Bandy made his Major League debut on September 14, 2015. In 2016, he batted .234/.281/.392 in 209 at bats.

===Milwaukee Brewers===
On December 13, 2016, Bandy was traded to the Milwaukee Brewers for Martín Maldonado and Drew Gagnon. He made the opening day roster, and began the 2017 season splitting playing time at catcher with Manny Piña. Following the acquisition of Stephen Vogt, formerly of the Oakland Athletics, and due in part to a recent slump, Bandy was optioned down to the Triple-A Colorado Springs Sky Sox on June 25. Bandy, however, was recalled from the Sky Sox after Vogt went on the disabled list for neck and leg injuries on July 17.

On May 25, 2018, Bandy was designated for assignment. On October 31, Bandy became a minor league free agent.

===Texas Rangers===
On November 7, 2018, Bandy signed a minor league contract with the Texas Rangers. He was assigned to the Triple-A Nashville Sounds for the 2019 season, hitting .231/.279/.430 with 13 home runs and 33 RBI. Bandy elected free agency following the season on November 4.

===Boston Red Sox===
On December 20, 2019, the Boston Red Sox signed Bandy to a minor league contract and invited him to spring training.
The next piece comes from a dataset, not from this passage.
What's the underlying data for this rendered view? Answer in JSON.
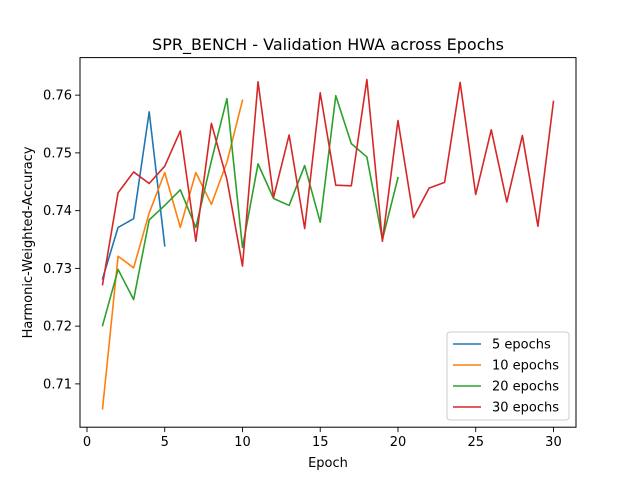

He did not play in a game in 2020 due to the cancellation of the minor league season because of the COVID-19 pandemic. Bandy became a minor league free agent on November 2, 2020.

On February 22, 2021, Bandy re-signed with the Red Sox on a minor league contract and was invited to spring training. Bandy played in 34 games for the Triple–A Worcester Red Sox, hitting .208 with three home runs and 16 RBI. On September 11, Bandy was released by the Red Sox.